Mevsimlik tarım işçisi olarak çalışan kadınlara da çağrıda bulunan Altıparmak, “Türkiye’de mevsimlik tarım işçisi olarak çalışan kadınların sayısı oldukça yüksek. Pamuk ve fındık gibi tarım sektörlerinde çalışan kadınlarımızı arı sütü üretimine yönlendirmek istiyoruz. Arı sütü sağımını öğrenerek, üretiminin yapıldığı Nisan ve Eylül ayları arasındaki süreçte, ailelerine ek gelir sağlayabilirler” şeklinde konuştu.
ALTIPARMAK: “TÜRKİYE’Yİ, ARI SÜTÜ KONUSUNDA HAK ETTİĞİ KONUMA ULAŞTIRMAYI HEDEFLİYORUZ”

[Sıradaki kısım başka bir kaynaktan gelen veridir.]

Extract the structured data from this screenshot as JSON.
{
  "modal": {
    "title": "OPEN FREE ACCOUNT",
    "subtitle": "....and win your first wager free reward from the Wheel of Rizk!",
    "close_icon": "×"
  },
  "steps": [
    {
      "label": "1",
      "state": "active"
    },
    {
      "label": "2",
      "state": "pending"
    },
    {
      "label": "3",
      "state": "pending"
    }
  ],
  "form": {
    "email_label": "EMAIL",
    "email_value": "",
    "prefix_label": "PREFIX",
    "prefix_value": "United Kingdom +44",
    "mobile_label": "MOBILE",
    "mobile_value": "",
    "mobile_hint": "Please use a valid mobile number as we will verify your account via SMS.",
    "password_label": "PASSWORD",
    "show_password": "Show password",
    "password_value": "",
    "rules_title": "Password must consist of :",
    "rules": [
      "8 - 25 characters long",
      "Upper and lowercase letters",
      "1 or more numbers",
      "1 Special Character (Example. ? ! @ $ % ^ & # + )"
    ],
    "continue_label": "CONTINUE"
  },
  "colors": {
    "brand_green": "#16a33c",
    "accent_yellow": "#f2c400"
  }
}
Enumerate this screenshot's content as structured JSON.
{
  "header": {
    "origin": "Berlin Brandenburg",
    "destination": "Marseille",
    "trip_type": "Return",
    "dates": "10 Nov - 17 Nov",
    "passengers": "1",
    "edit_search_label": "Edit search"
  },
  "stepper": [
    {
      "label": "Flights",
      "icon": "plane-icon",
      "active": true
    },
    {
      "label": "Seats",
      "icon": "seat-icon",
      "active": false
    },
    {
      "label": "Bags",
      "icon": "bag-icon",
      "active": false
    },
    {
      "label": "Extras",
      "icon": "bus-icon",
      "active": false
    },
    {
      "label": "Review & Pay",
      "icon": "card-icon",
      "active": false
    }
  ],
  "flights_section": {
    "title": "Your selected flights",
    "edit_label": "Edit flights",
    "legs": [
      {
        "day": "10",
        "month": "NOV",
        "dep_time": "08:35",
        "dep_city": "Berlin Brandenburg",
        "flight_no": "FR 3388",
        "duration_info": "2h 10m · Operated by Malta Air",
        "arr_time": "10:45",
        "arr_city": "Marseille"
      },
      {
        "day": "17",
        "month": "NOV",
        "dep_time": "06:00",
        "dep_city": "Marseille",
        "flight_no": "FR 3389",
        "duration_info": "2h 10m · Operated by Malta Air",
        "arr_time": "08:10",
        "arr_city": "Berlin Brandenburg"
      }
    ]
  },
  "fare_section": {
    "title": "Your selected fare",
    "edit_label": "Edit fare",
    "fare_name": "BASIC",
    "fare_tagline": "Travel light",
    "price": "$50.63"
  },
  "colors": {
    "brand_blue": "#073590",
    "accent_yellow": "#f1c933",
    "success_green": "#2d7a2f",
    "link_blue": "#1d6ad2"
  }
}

Ülkemiz arıların yaşamı için bitki çiçek kaynağı bakımından oldukça zengin bir floraya sahip olsa da arı sütü üretimi açısından oldukça düşük seviyelerde bulunuyor. Bu duruma dikkat çeken Altıparmak: “Türkiye Arı Yetiştiricileri Merkez Birliği’nin (TAB) 2024 yılı verilerine göre, arı sütü üretimi 4 ton civarında. Oysa Türkiye genelinde 9 milyon kovan olduğu söyleniyor. Kovan başına düşen arı sütü oranı ise neredeyse yok denecek kadar az. Bu rakamlar, Türkiye’nin arı sütü üretiminde bir potansiyeli olduğunu gösteriyor ancak dünya sıralamasında üst sıralarda yer almak için daha fazla üretim yapılmasına ihtiyaç var. İhracat pazarlarında arı sütünün kilosu 500-600 dolara satılıyor. Yüksek katma değerli bir ürün. Üretim kapasitesini artırarak, çok daha büyük bir pazar payı elde etmek ve dünyada bu alanda öncü bir konuma gelmemiz mümkün. Zira Türkiye’nin flora ve fauna zenginliği diğer ülkelerle kıyaslanamayacak kadar geniş. Dünya genelinde arı sütü pazarında Çin’in büyük bir hakimiyeti bulunuyor. Ancak Çin’in üretim standartlarındaki durum nedeniyle rekabet edilebilir bir fırsat yakalamak mümkün. Türkiye, hijyenik ve yüksek kaliteli arı sütü üreterek bu tekeli kırabilecek önemli bir aday konumunda. Balparmak olarak, bu noktada dünyaya örnek olacak bir model oluşturarak, Türkiye’yi arıcılık mesleğinde ve arı sütü üretiminde dünya markası haline getirmeyi istiyoruz.”